Panique, violence, précipitation. Juka se débattait, inquiète du sort que le petit groupe lui réservait. Elle se trouvait aux côtés d'un jeune homme vêtu d'un pagne qui glapissait de terreur dans ses sandales miteuses. Son torse était couvert par un épais vêtement verdâtre. D'où viennent ces sauvages ? Personne n'est habillé de la même façon !

Elle devait absolument arrêter d'essayer de comprendre ces étrangers et les combattre, mais comment s'attaquer à ce genre d'individus ? Un maigrichon tremblant comme une feuille, l'espèce de fou moustachu qu'elle avait rencontré quelques instants plus tôt, une fille un peu ronde qui la regardait comme un gibier traqué, un vieux malade qui parlait tout seul... Non, ils ne m'inspirent que de la pitié, pas de la peur.

Juka se demanda brusquement pourquoi l'autre jeune femme ne les avait pas suivis. Elle l'avait attaquée un peu précipitamment, certes, mais sa robe bleue l'avait effrayée. Les ennemis de sa tribu étaient vêtus de gris, et le bleu n'était pas si loin... Heureusement, l'inconnue ne lui voulait aucun mal. D'ailleurs, personne ne la menaçait, excepté cette espèce d'insecte géant qui faisait sortir des mains du sol et des murs. Si seulement l'esprit que j'ai rencontré tout à l'heure pouvait venir avec nous ! Il était le seul à savoir déchiffrer sa langue.

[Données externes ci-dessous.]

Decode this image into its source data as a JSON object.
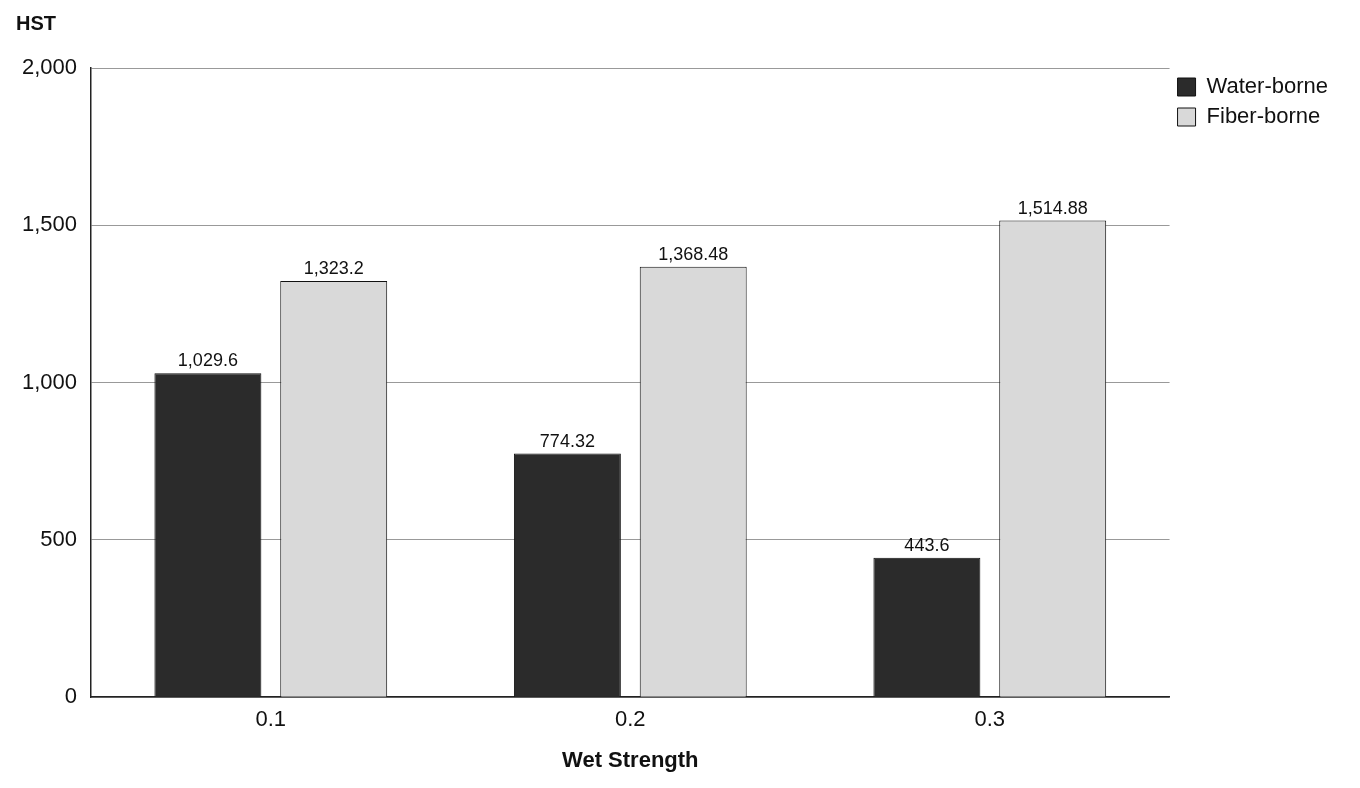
{
  "chart_data": {
    "type": "bar",
    "ylabel": "HST",
    "xlabel": "Wet Strength",
    "categories": [
      "0.1",
      "0.2",
      "0.3"
    ],
    "series": [
      {
        "name": "Water-borne",
        "color": "#2b2b2b",
        "values": [
          1029.6,
          774.32,
          443.6
        ],
        "value_labels": [
          "1,029.6",
          "774.32",
          "443.6"
        ]
      },
      {
        "name": "Fiber-borne",
        "color": "#d9d9d9",
        "values": [
          1323.2,
          1368.48,
          1514.88
        ],
        "value_labels": [
          "1,323.2",
          "1,368.48",
          "1,514.88"
        ]
      }
    ],
    "ylim": [
      0,
      2000
    ],
    "yticks": [
      0,
      500,
      {
        "value": 1000,
        "label": "1,000"
      },
      {
        "value": 1500,
        "label": "1,500"
      },
      {
        "value": 2000,
        "label": "2,000"
      }
    ],
    "grid": "y",
    "legend": "top right"
  }
}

Comment peut-il y avoir des ethnies habillées de cette manière ?

« Oh ! s'exclama-t-elle en sentant la main de la fille enrobée serrer un peu trop fort son avant-bras. Lâche-moi ! Lâche-moi ! »

L'autre la regarda d'un air hébété et la lâcha en poussant un petit cri effrayé. Juka en profita pour reculer et sortir son poignard.

« Arrière ! Reculez tous et laissez-moi partir, sinon je vous tue ! » hurla-t-elle en le pointant sur le vieil homme.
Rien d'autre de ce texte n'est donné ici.